PRINT December 1993


Watching someone drive a nail through his penis isn’t usually my idea of a compelling art experience, but Bob Flanagan is something else. When Bob hammers that nail through his member while telling a joke or personal anecdote to his video camera, he’s trying less to shock than to make us reconsider the topography of desire, and the relationship between bodies and egos. In addition, he’s recounting the story of his life: known for over a decade as a poet and preeminent masochist, Flanagan, aged 40, has cystic fibrosis, a genetic disease that destroys most sufferers by adolescence. Taking these identities as a jumping-off point, Flanagan has created a body of art that’s autobiographical without being confessional, and that reflects on the complex cultural roots of his peculiar appetites.

Last winter, Flanagan’s Visiting Hours transformed a space at the Santa Monica Museum of Art into a pediatric clinic, replete with waiting-room furniture, potted plants, and copies of Highlights for Children magazine. Flanagan himself was the patient, ensconced in a hospital room set up in the middle of the gallery. But the clinical setting was neither sterile nor impersonal: an anatomical doll dripped simulated mucus and sperm; a chest X-ray portrayed cloudy lungs and pierced nipples; pictures of Houdini and cartoon pigs appeared on the walls. The climax was a wall of 1,400 wooden alphabet blocks, each painstakingly altered so that the initials “SM” and “CF” repeated intermittently between illustrations of medical equipment, household items like glue guns and needles, as well as tit clamps and butt plugs.

Bouncing off these objects, a poemlike text wrapped around the gallery walls enumerated reasons for the artist’s masochism, from encounters with doctors, and with nuns back at school, to fantasies of discipline and torture. A video installation expanded on these allusions with bondage scenes culled from cartoons and Hollywood films. The way Flanagan’s art jacks into related themes at multiple ports of entry mimics the wayward libidinal currents that it surveys. Perhaps its most disconcerting element is the underlying sense that desire and disease share a similar principle of contagion: like an epidemiologist’s charts, Visiting Hours mapped out a pattern of infection, one that seemed to embrace much of Western culture.

In Bob Flanagan’s Sick, 1991 (made with Sheree Rose, like Visiting Hours), which was installed in an adjoining space, seven monitors hang in the form of a crucified figure. On them appear shifting images of the appropriate body part, spryly juxtaposed with Christian iconography, and scenes from bondage-themed movies like Mutiny on the Bounty and from Flanagan’s own self-mortifying performances. Masochistic impulses, clearly, inflect a range of “acceptable” behaviors. Yet the Frankenstein composite constructed here is a body of independent parts, with each part enduring separate sensations (feet being whipped, face dunked, penis dripped with wax, etc.). Rather than prompting us to ask, shrinklike, what these desires mean, Flanagan leads us to reflect on how and where their myriad vectors connect.
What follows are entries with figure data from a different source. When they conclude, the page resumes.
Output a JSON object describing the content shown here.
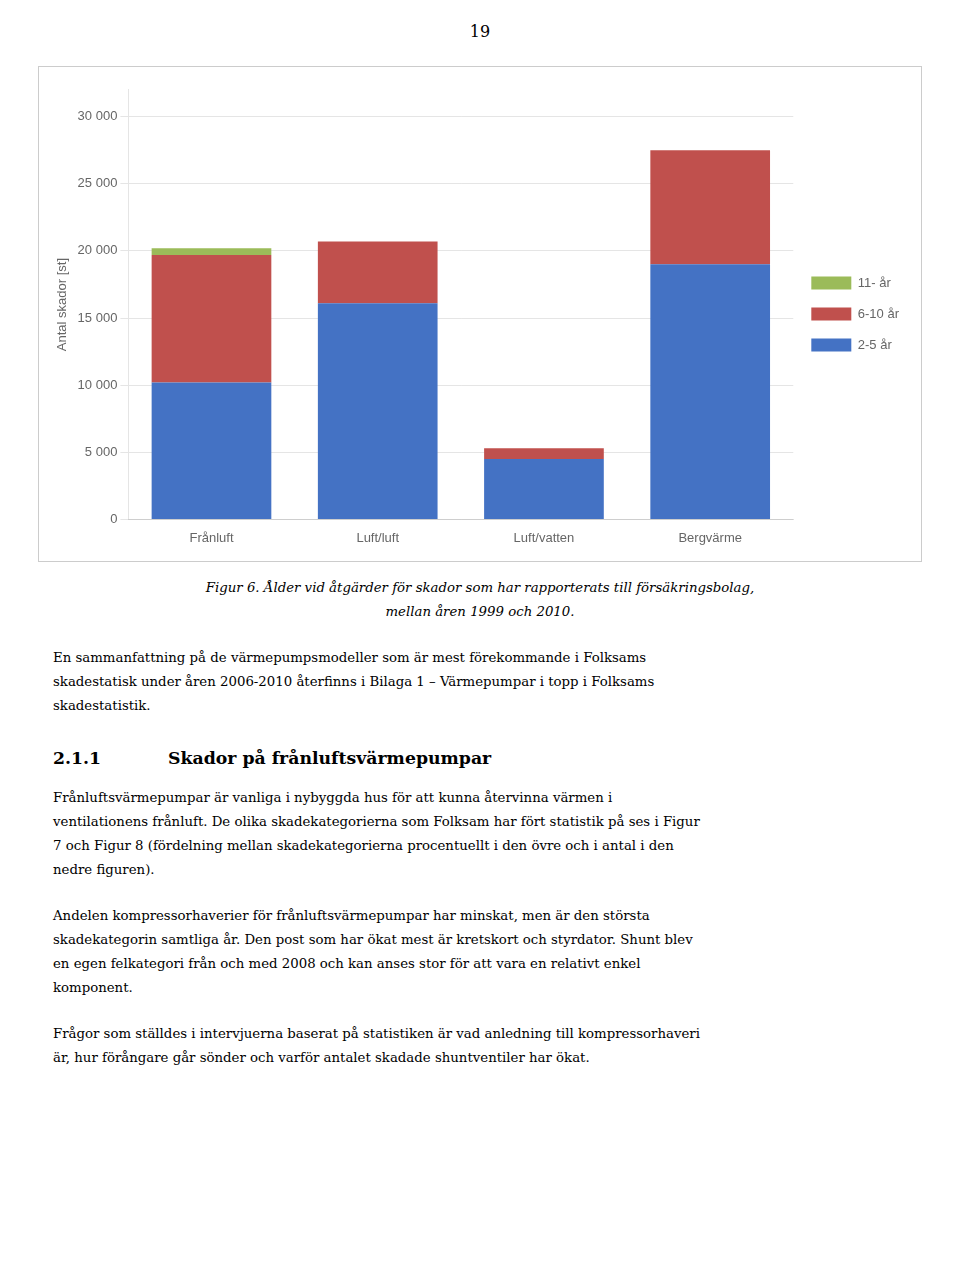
{
  "chart_data": {
    "type": "bar",
    "stacked": true,
    "categories": [
      "Frånluft",
      "Luft/luft",
      "Luft/vatten",
      "Bergvärme"
    ],
    "series": [
      {
        "name": "2-5 år",
        "color": "#4472C4",
        "values": [
          10200,
          16100,
          4500,
          19000
        ]
      },
      {
        "name": "6-10 år",
        "color": "#C0504D",
        "values": [
          9500,
          4600,
          800,
          8500
        ]
      },
      {
        "name": "11- år",
        "color": "#9BBB59",
        "values": [
          500,
          0,
          0,
          0
        ]
      }
    ],
    "ylabel": "Antal skador [st]",
    "ylim": [
      0,
      32000
    ],
    "yticks": [
      0,
      {
        "value": 5000,
        "label": "5 000"
      },
      {
        "value": 10000,
        "label": "10 000"
      },
      {
        "value": 15000,
        "label": "15 000"
      },
      {
        "value": 20000,
        "label": "20 000"
      },
      {
        "value": 25000,
        "label": "25 000"
      },
      {
        "value": 30000,
        "label": "30 000"
      }
    ],
    "grid": true,
    "legend": "right",
    "annotations": [
      [
        "19"
      ],
      [
        "Figur 6. Ålder vid åtgärder för skador som har rapporterats till försäkringsbolag,",
        "mellan åren 1999 och 2010."
      ],
      [
        "En sammanfattning på de värmepumpsmodeller som är mest förekommande i Folksams",
        "skadestatisk under åren 2006-2010 återfinns i Bilaga 1 – Värmepumpar i topp i Folksams",
        "skadestatistik."
      ],
      [
        "2.1.1",
        "Skador på frånluftsvärmepumpar"
      ],
      [
        "Frånluftsvärmepumpar är vanliga i nybyggda hus för att kunna återvinna värmen i",
        "ventilationens frånluft. De olika skadekategorierna som Folksam har fört statistik på ses i Figur",
        "7 och Figur 8 (fördelning mellan skadekategorierna procentuellt i den övre och i antal i den",
        "nedre figuren)."
      ],
      [
        "Andelen kompressorhaverier för frånluftsvärmepumpar har minskat, men är den största",
        "skadekategorin samtliga år. Den post som har ökat mest är kretskort och styrdator. Shunt blev",
        "en egen felkategori från och med 2008 och kan anses stor för att vara en relativt enkel",
        "komponent."
      ],
      [
        "Frågor som ställdes i intervjuerna baserat på statistiken är vad anledning till kompressorhaveri",
        "är, hur förångare går sönder och varför antalet skadade shuntventiler har ökat."
      ]
    ]
  }
}
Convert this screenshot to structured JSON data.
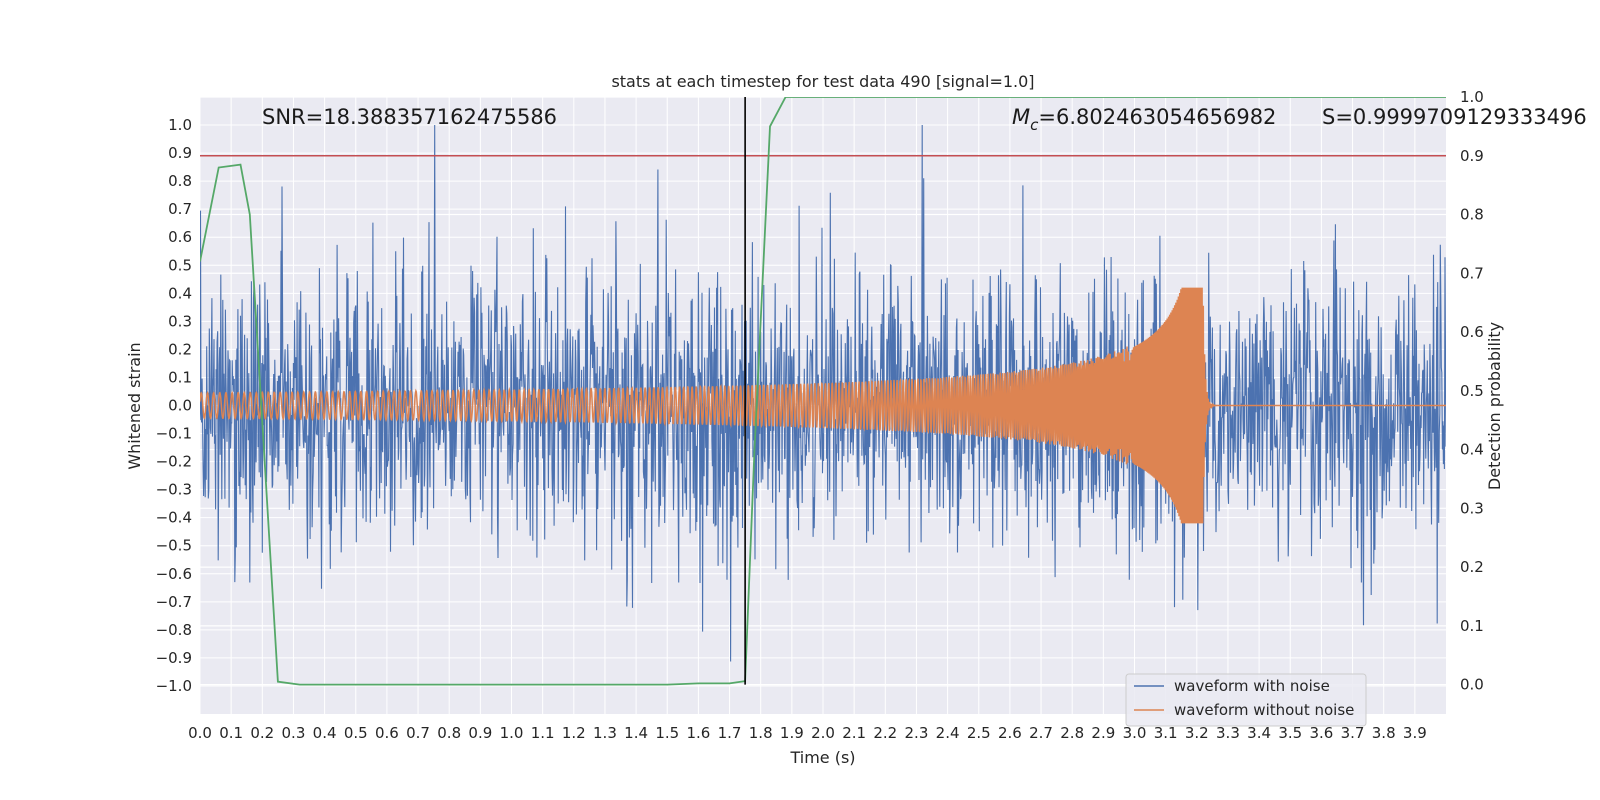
{
  "chart_data": {
    "type": "line",
    "title": "stats at each timestep for test data 490 [signal=1.0]",
    "xlabel": "Time (s)",
    "ylabel": "Whitened strain",
    "y2label": "Detection probability",
    "xlim": [
      0.0,
      4.0
    ],
    "ylim": [
      -1.1,
      1.1
    ],
    "y2lim": [
      -0.05,
      1.0
    ],
    "grid": true,
    "x_ticks": [
      "0.0",
      "0.1",
      "0.2",
      "0.3",
      "0.4",
      "0.5",
      "0.6",
      "0.7",
      "0.8",
      "0.9",
      "1.0",
      "1.1",
      "1.2",
      "1.3",
      "1.4",
      "1.5",
      "1.6",
      "1.7",
      "1.8",
      "1.9",
      "2.0",
      "2.1",
      "2.2",
      "2.3",
      "2.4",
      "2.5",
      "2.6",
      "2.7",
      "2.8",
      "2.9",
      "3.0",
      "3.1",
      "3.2",
      "3.3",
      "3.4",
      "3.5",
      "3.6",
      "3.7",
      "3.8",
      "3.9"
    ],
    "y_ticks": [
      "1.0",
      "0.9",
      "0.8",
      "0.7",
      "0.6",
      "0.5",
      "0.4",
      "0.3",
      "0.2",
      "0.1",
      "0.0",
      "−0.1",
      "−0.2",
      "−0.3",
      "−0.4",
      "−0.5",
      "−0.6",
      "−0.7",
      "−0.8",
      "−0.9",
      "−1.0"
    ],
    "y2_ticks": [
      "1.0",
      "0.9",
      "0.8",
      "0.7",
      "0.6",
      "0.5",
      "0.4",
      "0.3",
      "0.2",
      "0.1",
      "0.0"
    ],
    "annotations": {
      "snr": "SNR=18.388357162475586",
      "mc_symbol": "M",
      "mc_sub": "c",
      "mc_value": "=6.802463054656982",
      "s_value": "S=0.9999709129333496"
    },
    "threshold_y2": 0.9,
    "marker_x": 1.75,
    "series": [
      {
        "name": "waveform with noise",
        "color": "#4c72b0",
        "axis": "left",
        "description": "whitened noisy strain, amplitude mostly within ±0.5 with spikes up to ±1.0"
      },
      {
        "name": "waveform without noise",
        "color": "#dd8452",
        "axis": "left",
        "chirp": {
          "start": 0.0,
          "merger": 3.22,
          "amp_start": 0.045,
          "amp_peak": 0.45,
          "f_start": 50,
          "f_peak": 250
        }
      },
      {
        "name": "detection probability",
        "color": "#55a868",
        "axis": "right",
        "x": [
          0.0,
          0.06,
          0.13,
          0.16,
          0.25,
          0.32,
          1.5,
          1.6,
          1.7,
          1.75,
          1.78,
          1.83,
          1.88,
          4.0
        ],
        "values": [
          0.72,
          0.88,
          0.885,
          0.8,
          0.005,
          0.0,
          0.0,
          0.002,
          0.002,
          0.006,
          0.4,
          0.95,
          1.0,
          1.0
        ]
      }
    ],
    "legend": {
      "position": "lower-right",
      "entries": [
        "waveform with noise",
        "waveform without noise"
      ]
    },
    "colors": {
      "background": "#eaeaf2",
      "grid": "#ffffff",
      "threshold": "#c44e52",
      "marker": "#000000"
    }
  }
}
Flanagan fractures the unity of the self through the lens of sexual desire, portraying an erotic subject who is unstable, propulsive, and multiple. His model of desiring plugs into the tangled network of familial, cultural, and political arteries that constitute the social body. At the same time, his imagery pushes one to consider how one’s bodily awareness is shaped by everything from fashion photos to a medical establishment that encourages passivity and ignorance.

While making us rethink these socially condoned forms of masochism, as well as our complacent submission to authority, Flanagan underscores both the body’s frailty and its amazing resilience. During the six-week run of Visiting Hours, he was periodically pulled out of his bed and hoisted up to the rafters by a rope and pulley. Dangling by his feet, his thin pale frame rose above his room like a ghostly jack-in-the-box, or a departing soul. It was an eerily lyrical image, intimating that the body’s crude physicality and its poetry aren’t mutually exclusive.

Blurring the well-worn boundary between art and life, Visiting Hours created a truly interactive work: many visitors ended up chatting by the artist’s sickbed, trading stories of illness and disease. Ironically, by subverting the clinical aura of the exhibition space Flanagan is able to remind us of art’s potentially therapeutic side effects. His work implies that it’s possible to reclaim the perverse bodies that culture has stolen from us, once we forego our position as anonymous voyeurs. The force of this argument, its ability to shake you loose from your moorings, springs from the poetry, unnerving wit, and singular poignance of his art.

Ralph Rugoff is a writer and curator who lives in Los Angeles where he reviews regularly for Artforum.